Si aujourd’hui Montebourg et Hamon se préparent à sauter du train – ou à se faire éjecter, ce qui est encore plus intéressant politiquement – c’est parce qu’ils sont, eux aussi convaincus, que le mur est proche et qu’il n’y a plus rien à gagner à rester dans la cabine de pilotage. Car dans une logique normale, le gouvernement Valls est condamné. Un ministre ne peut attaquer la politique du gouvernement et rester ministre. Autrement, l’autorité du Premier ministre n’existe plus. Valls a donc maintenant le choix : soit il renvoie Montebourg de son propre chef, en protégeant le président de la République, soit il présente lui-même sa démission, obligeant Hollande à trancher le conflit entre lui et Montebourg.
Et, oh miracle du temps réel, j’apprends juste en tapant cet article - dans le train qui me conduit au boulot, et oui, les vacances sont finies - que Manuel Valls a présenté au président de la République la démission de son gouvernement… et qu’il a été chargé d’en former un nouveau. Le sens de l’arbitrage semble donc clair, et on voit mal comment Montebourg et Hamon pourraient rester dans le train.
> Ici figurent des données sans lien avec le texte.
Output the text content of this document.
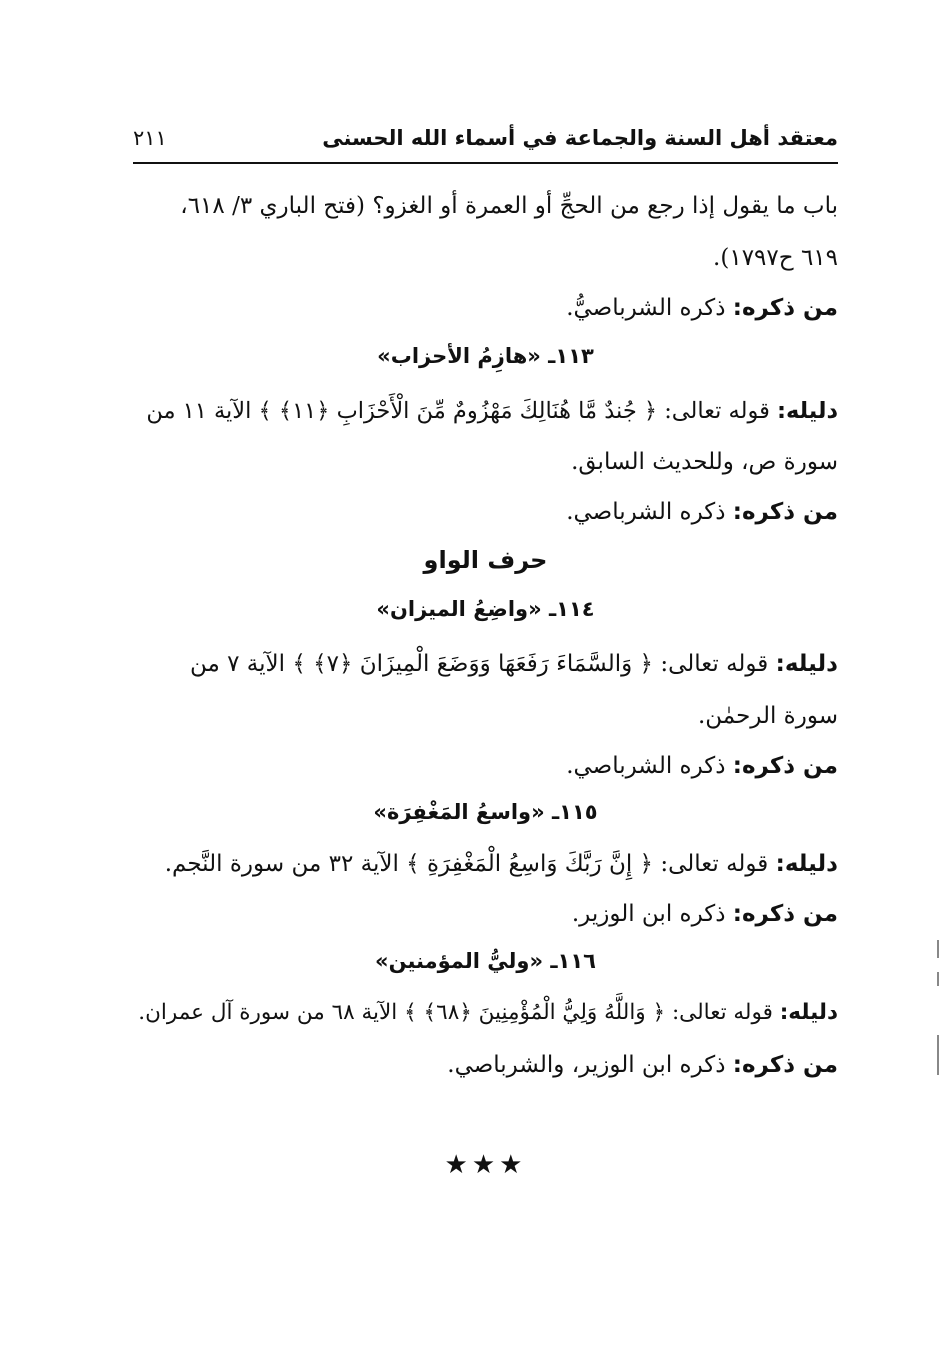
معتقد أهل السنة والجماعة في أسماء الله الحسنى
٢١١
باب ما يقول إذا رجع من الحجِّ أو العمرة أو الغزو؟ (فتح الباري ٣/ ٦١٨،
٦١٩ ح١٧٩٧).
من ذكره: ذكره الشرباصيُّ.
١١٣ـ «هازِمُ الأحزاب»
دليله: قوله تعالى: ﴿ جُندٌ مَّا هُنَالِكَ مَهْزُومٌ مِّنَ الْأَحْزَابِ ﴿١١﴾ ﴾ الآية ١١ من
سورة ص، وللحديث السابق.
من ذكره: ذكره الشرباصي.
حرف الواو
١١٤ـ «واضِعُ الميزان»
دليله: قوله تعالى: ﴿ وَالسَّمَاءَ رَفَعَهَا وَوَضَعَ الْمِيزَانَ ﴿٧﴾ ﴾ الآية ٧ من
سورة الرحمٰن.
من ذكره: ذكره الشرباصي.
١١٥ـ «واسعُ المَغْفِرَة»
دليله: قوله تعالى: ﴿ إِنَّ رَبَّكَ وَاسِعُ الْمَغْفِرَةِ ﴾ الآية ٣٢ من سورة النَّجم.
من ذكره: ذكره ابن الوزير.
١١٦ـ «وليُّ المؤمنين»
دليله: قوله تعالى: ﴿ وَاللَّهُ وَلِيُّ الْمُؤْمِنِينَ ﴿٦٨﴾ ﴾ الآية ٦٨ من سورة آل عمران.
من ذكره: ذكره ابن الوزير، والشرباصي.
★★★
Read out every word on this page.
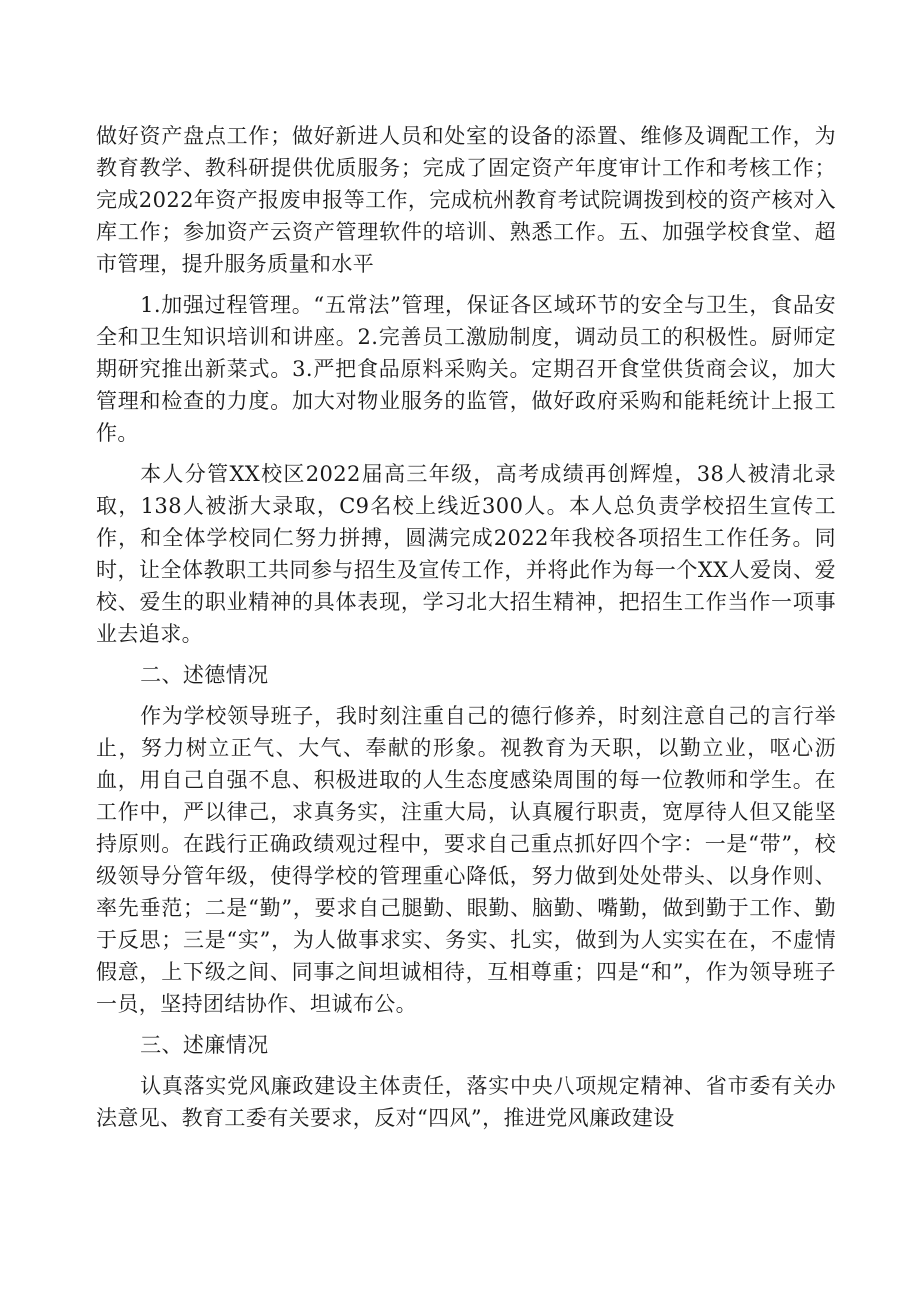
做好资产盘点工作；做好新进人员和处室的设备的添置、维修及调配工作，为教育教学、教科研提供优质服务；完成了固定资产年度审计工作和考核工作；完成2022年资产报废申报等工作，完成杭州教育考试院调拨到校的资产核对入库工作；参加资产云资产管理软件的培训、熟悉工作。五、加强学校食堂、超市管理，提升服务质量和水平

1.加强过程管理。“五常法”管理，保证各区域环节的安全与卫生，食品安全和卫生知识培训和讲座。2.完善员工激励制度，调动员工的积极性。厨师定期研究推出新菜式。3.严把食品原料采购关。定期召开食堂供货商会议，加大管理和检查的力度。加大对物业服务的监管，做好政府采购和能耗统计上报工作。

本人分管XX校区2022届高三年级，高考成绩再创辉煌，38人被清北录取，138人被浙大录取，C9名校上线近300人。本人总负责学校招生宣传工作，和全体学校同仁努力拼搏，圆满完成2022年我校各项招生工作任务。同时，让全体教职工共同参与招生及宣传工作，并将此作为每一个XX人爱岗、爱校、爱生的职业精神的具体表现，学习北大招生精神，把招生工作当作一项事业去追求。

二、述德情况

作为学校领导班子，我时刻注重自己的德行修养，时刻注意自己的言行举止，努力树立正气、大气、奉献的形象。视教育为天职，以勤立业，呕心沥血，用自己自强不息、积极进取的人生态度感染周围的每一位教师和学生。在工作中，严以律己，求真务实，注重大局，认真履行职责，宽厚待人但又能坚持原则。在践行正确政绩观过程中，要求自己重点抓好四个字：一是“带”，校级领导分管年级，使得学校的管理重心降低，努力做到处处带头、以身作则、率先垂范；二是“勤”，要求自己腿勤、眼勤、脑勤、嘴勤，做到勤于工作、勤于反思；三是“实”，为人做事求实、务实、扎实，做到为人实实在在，不虚情假意，上下级之间、同事之间坦诚相待，互相尊重；四是“和”，作为领导班子一员，坚持团结协作、坦诚布公。

三、述廉情况

认真落实党风廉政建设主体责任，落实中央八项规定精神、省市委有关办法意见、教育工委有关要求，反对“四风”，推进党风廉政建设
La formation du nouveau gouvernement risque d’être compliquée : après avoir perdu les egologistes, on perd l’aile gauche du PS. L’ouverture au centre ? Il faudra trouver des candidats au suicide, prêts à monter dans le train alors que celui-ci s’approche à toute vitesse du mur…
Si seulement il y avait quelque part un parti progressiste ayant un projet crédible à proposer au pays… aujourd’hui, il ferait un tabac.